Elk Multi-Season tags are expected to sell out in 5 seconds or less
Information and photo released by Washington Department of Fish and Wildlife
Hunters who purchased a multi-season permit application earlier this year, but were not selected in the April drawing, are eligible to buy the unsold 2,610 deer and 116 elk multi-season tags on a first-come, first-served basis on Thursday, August 22.
Jenika Stinkeoway, customer service manager for the Washington Department of Fish and Wildlife (WDFW), said elk multi-season tags will go on sale at 10 a.m. on Aug. 22, and are expected to sell out in 5 seconds or less. Multi-season deer tags will go on sale 10 minutes later at 10:10 a.m. Hunters planning to purchase both tags must do so in two separate transactions.

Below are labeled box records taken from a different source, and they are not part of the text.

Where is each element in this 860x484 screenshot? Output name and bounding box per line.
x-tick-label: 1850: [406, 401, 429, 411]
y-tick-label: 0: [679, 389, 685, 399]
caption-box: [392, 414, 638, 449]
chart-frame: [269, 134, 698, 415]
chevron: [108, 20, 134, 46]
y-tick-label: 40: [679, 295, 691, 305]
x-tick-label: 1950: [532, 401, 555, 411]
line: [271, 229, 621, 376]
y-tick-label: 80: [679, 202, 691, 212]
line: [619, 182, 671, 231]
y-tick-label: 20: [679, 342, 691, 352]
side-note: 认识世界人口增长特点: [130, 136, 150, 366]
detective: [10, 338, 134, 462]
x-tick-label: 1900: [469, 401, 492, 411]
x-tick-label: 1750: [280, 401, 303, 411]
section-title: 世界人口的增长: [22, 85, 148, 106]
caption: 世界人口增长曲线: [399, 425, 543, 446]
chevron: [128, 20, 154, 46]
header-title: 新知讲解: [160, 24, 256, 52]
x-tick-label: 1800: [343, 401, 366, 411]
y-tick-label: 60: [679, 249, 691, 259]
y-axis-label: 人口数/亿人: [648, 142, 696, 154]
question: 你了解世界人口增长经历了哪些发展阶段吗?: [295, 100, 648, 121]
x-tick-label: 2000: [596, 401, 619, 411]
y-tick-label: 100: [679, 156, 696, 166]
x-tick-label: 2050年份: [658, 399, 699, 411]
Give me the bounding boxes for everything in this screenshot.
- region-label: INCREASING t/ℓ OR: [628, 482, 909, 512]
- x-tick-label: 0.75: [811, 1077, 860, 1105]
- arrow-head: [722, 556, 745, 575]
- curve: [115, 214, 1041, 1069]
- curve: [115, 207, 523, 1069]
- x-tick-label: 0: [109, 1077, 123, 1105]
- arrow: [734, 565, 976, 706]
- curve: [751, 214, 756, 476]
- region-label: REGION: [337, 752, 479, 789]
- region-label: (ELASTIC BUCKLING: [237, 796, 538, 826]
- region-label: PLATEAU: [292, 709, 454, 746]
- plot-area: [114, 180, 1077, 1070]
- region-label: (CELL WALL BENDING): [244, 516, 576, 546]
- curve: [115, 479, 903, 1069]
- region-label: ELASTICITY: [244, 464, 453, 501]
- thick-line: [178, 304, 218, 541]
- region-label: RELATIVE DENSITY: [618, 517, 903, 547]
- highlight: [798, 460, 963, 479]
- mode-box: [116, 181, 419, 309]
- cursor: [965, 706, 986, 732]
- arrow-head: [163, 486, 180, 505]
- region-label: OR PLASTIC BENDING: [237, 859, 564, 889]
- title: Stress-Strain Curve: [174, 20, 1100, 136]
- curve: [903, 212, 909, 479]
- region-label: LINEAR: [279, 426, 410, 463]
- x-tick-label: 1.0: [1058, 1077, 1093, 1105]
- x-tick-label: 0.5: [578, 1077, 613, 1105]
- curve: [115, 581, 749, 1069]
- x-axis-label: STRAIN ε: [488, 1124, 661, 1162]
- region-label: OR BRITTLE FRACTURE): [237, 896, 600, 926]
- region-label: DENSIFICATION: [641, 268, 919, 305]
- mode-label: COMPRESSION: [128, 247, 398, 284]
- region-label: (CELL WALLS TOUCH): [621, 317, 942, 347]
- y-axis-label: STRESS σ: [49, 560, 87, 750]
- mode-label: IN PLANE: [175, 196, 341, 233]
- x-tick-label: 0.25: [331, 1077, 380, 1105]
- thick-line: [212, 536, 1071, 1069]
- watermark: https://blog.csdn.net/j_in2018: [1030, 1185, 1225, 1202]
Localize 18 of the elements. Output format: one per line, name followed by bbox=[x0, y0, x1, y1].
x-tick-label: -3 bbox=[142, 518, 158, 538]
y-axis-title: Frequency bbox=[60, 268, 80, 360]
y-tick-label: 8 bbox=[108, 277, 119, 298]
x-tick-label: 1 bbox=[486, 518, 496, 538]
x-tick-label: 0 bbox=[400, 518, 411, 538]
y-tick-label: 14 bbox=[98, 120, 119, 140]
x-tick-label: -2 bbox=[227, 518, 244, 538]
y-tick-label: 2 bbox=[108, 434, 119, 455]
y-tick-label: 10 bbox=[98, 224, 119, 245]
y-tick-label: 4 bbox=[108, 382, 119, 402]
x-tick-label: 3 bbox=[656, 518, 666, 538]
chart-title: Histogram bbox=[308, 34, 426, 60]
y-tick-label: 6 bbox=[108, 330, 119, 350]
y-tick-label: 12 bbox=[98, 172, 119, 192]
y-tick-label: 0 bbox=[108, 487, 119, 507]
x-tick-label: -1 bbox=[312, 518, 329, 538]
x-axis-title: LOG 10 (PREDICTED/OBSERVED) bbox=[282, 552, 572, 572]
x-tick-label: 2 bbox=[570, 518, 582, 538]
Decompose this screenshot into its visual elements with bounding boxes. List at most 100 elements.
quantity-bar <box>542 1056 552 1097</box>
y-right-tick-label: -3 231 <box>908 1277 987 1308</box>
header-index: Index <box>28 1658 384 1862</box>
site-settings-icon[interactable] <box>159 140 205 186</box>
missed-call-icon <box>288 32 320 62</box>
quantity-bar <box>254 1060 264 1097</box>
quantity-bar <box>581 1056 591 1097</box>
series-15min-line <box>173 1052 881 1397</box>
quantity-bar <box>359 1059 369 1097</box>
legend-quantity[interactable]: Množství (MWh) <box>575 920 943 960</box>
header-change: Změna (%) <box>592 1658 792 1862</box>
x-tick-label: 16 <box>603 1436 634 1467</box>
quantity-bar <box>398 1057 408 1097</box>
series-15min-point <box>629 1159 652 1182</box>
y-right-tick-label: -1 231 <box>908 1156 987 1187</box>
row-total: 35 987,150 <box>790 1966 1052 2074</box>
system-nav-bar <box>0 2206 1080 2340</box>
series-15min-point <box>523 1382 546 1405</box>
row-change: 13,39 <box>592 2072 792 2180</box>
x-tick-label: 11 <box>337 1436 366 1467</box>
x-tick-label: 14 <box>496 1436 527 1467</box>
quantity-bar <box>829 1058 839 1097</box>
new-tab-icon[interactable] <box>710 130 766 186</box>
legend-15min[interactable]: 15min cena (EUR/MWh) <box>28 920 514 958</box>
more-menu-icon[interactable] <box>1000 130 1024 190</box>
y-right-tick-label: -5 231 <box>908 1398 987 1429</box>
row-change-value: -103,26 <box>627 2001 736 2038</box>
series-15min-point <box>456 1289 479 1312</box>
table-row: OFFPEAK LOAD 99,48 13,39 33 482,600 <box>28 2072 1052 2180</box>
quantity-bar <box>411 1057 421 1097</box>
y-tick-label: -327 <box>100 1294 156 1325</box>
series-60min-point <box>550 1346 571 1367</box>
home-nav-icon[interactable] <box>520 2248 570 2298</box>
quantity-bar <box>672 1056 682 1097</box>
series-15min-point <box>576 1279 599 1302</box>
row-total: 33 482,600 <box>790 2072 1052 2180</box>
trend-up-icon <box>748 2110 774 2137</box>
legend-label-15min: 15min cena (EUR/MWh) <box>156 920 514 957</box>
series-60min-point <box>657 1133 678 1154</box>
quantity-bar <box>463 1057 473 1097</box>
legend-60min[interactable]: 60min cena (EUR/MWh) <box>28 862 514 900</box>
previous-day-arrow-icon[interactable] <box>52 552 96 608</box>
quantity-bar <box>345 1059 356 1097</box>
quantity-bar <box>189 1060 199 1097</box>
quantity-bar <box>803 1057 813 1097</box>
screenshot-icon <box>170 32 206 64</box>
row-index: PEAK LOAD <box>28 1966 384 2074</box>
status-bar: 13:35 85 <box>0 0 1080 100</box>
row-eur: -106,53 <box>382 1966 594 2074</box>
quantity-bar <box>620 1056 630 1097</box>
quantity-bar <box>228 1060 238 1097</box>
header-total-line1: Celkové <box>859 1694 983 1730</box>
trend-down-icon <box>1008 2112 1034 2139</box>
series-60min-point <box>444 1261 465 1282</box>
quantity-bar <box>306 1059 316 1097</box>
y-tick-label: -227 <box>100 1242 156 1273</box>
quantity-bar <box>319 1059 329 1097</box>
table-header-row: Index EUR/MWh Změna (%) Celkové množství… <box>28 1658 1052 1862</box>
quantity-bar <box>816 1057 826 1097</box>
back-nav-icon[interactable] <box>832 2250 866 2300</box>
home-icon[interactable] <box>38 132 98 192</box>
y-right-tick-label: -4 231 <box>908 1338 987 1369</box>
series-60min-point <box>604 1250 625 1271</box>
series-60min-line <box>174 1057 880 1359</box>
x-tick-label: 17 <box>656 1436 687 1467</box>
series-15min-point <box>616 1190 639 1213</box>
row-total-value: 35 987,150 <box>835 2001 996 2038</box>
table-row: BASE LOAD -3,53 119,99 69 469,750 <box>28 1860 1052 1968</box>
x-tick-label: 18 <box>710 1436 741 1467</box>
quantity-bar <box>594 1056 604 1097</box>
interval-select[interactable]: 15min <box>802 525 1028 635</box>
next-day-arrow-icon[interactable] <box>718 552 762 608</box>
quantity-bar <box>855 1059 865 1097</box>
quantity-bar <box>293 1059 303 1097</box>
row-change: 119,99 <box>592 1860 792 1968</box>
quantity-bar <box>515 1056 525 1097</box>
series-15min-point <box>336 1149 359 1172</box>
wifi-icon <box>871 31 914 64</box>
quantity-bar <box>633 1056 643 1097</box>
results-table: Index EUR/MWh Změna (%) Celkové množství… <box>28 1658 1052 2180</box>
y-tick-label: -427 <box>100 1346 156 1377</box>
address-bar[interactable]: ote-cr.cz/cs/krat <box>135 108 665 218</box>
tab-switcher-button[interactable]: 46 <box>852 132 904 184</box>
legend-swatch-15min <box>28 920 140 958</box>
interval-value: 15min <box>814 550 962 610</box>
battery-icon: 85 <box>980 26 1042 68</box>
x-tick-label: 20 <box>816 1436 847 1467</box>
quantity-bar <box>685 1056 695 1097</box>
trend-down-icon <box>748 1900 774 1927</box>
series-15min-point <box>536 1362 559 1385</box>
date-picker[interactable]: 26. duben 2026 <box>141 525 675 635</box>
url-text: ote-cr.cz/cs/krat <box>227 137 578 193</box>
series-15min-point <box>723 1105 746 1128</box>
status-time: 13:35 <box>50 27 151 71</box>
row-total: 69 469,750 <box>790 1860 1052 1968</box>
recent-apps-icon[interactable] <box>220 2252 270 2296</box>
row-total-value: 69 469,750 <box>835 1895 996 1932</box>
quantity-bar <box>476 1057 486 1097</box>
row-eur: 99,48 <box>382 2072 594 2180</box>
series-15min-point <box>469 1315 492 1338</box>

Hunters who want to purchase a deer or elk multi-season tag must have purchased a 2019 deer or elk multi-season special hunt application, and also have a general season elk or deer license before buying a multi-season tag. General season elk or deer tags must be surrendered to an authorized WDFW license dealer at the time of the multi-season purchase – no exceptions. To find a license dealer near you, visit https://wdfw.wa.gov/licenses/dealers.
Multi-season deer tags are $139.10, and multi-season elk tags are $182.00. Tag costs are the same for residents and non-residents.
Multi-season tags can only be purchased at an authorized WDFW license dealer, at a WDFW regional office, or at WDFW headquarters in Olympia. With the high demand for multi-season elk tags, Stinkeoway said it is likely that only one in every 20 license vendors will be able to complete a transaction for elk.
If multi-season deer tags don’t sell out on Aug. 22, they will remain on sale until the tag limit is reached. Hunters who purchase a multi-season tag will not lose points in their multi-season deer or elk special hunt application categories.
Hunters with multi-season permits can hunt all three weapon choices (modern rifle, muzzleloader, archery), season permitting, until their tag is filled.
The Washington Department of Fish and Wildlife is the state agency tasked with preserving, protecting and perpetuating fish, wildlife and ecosystems, while providing sustainable fishing, hunting, and other recreation opportunities.